Sewan Theeramunkong is a lecture of faculty of pharmacy at Thammasat University, one of high ranked universities in Thailand. She holds the bachelor's degree in pharmacy, a master's degree in pharmaceutical chemistry from Thailand and a Ph.D. in medicinal chemistry from Italy. Prior to studying master's degree she had over 8 years of industrial quality control experience in Bangkok. During her Ph.D. period, she got internship in CEA-Saclay in France. Currently, her research focuses on the synthesis of novel anticancer agents and find out the mechanism of them.

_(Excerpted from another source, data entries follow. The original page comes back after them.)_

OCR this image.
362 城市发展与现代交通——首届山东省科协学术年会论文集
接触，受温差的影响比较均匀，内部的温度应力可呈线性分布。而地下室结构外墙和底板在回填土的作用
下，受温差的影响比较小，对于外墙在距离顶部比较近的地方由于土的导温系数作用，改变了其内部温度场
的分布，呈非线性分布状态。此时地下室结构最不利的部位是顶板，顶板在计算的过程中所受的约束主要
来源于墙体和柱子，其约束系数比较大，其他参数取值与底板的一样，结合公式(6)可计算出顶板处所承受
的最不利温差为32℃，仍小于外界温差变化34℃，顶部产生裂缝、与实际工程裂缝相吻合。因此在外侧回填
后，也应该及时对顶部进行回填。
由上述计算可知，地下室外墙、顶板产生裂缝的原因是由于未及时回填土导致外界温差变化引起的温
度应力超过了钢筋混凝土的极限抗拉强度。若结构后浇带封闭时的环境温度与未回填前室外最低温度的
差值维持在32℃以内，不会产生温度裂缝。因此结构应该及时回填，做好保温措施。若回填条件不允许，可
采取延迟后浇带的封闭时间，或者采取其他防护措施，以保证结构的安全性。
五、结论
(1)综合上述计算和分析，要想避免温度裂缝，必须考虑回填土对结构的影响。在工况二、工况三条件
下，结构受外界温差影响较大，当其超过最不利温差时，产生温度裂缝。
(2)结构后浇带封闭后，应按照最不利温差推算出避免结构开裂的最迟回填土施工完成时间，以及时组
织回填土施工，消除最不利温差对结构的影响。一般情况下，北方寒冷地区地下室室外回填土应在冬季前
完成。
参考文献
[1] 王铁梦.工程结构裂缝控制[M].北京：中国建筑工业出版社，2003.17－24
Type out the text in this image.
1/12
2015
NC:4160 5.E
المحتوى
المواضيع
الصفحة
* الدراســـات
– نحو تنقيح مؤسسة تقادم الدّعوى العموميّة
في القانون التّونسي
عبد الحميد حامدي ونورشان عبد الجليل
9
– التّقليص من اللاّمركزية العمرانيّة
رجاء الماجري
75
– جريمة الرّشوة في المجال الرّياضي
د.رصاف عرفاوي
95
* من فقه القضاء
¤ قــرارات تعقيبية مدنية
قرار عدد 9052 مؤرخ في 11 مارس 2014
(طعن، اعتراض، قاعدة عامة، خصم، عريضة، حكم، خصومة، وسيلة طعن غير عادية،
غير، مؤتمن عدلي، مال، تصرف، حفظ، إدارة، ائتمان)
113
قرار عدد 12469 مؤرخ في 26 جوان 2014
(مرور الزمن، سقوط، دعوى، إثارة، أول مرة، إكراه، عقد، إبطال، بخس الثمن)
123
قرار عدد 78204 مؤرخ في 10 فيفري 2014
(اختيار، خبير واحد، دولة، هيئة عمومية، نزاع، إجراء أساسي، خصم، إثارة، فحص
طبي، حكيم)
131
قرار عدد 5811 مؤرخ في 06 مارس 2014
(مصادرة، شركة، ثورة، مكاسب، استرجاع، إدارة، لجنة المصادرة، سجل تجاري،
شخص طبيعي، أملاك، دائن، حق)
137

Nagahiro Saito is the research director for "Deepening of the Precise Reaction Field in Solution Plasma and Development of Advanced Carbon Catalyst" in JST/CREST research area; Establish of Molecular Technology towards the Creation of New Functions by Research Supervisor, Hisashi Yamamoto, Ph.D. The author is venturing into the novel and new organic reactions through solution plasma.
Ratana Rujiravanit is an associate professor of the Polymer Science Program at the Petroleum and Petrochemical College, Chulalongkorn University, Bangkok, Thailand. She received her master's and doctorate degrees from Hokkaido University, Japan. After that she earned post-doctoral fellowship at Japan Advanced Institute of Science and Technology (JAIST). Ratana's main research interest is the development of biopolymer-derived functionalized materials. Her published research works have been cited more than 2,000 times with the h-index of 27. One of her publication in Carbohydrate Polymers became one of the Top Ten Cited Articles in the year 2008–2010. In addition, her invention on bio-cellulose composite wound dressing received the Gold Medal Award from the 45th International Exhibition of Inventions, Geneva, Switzerland.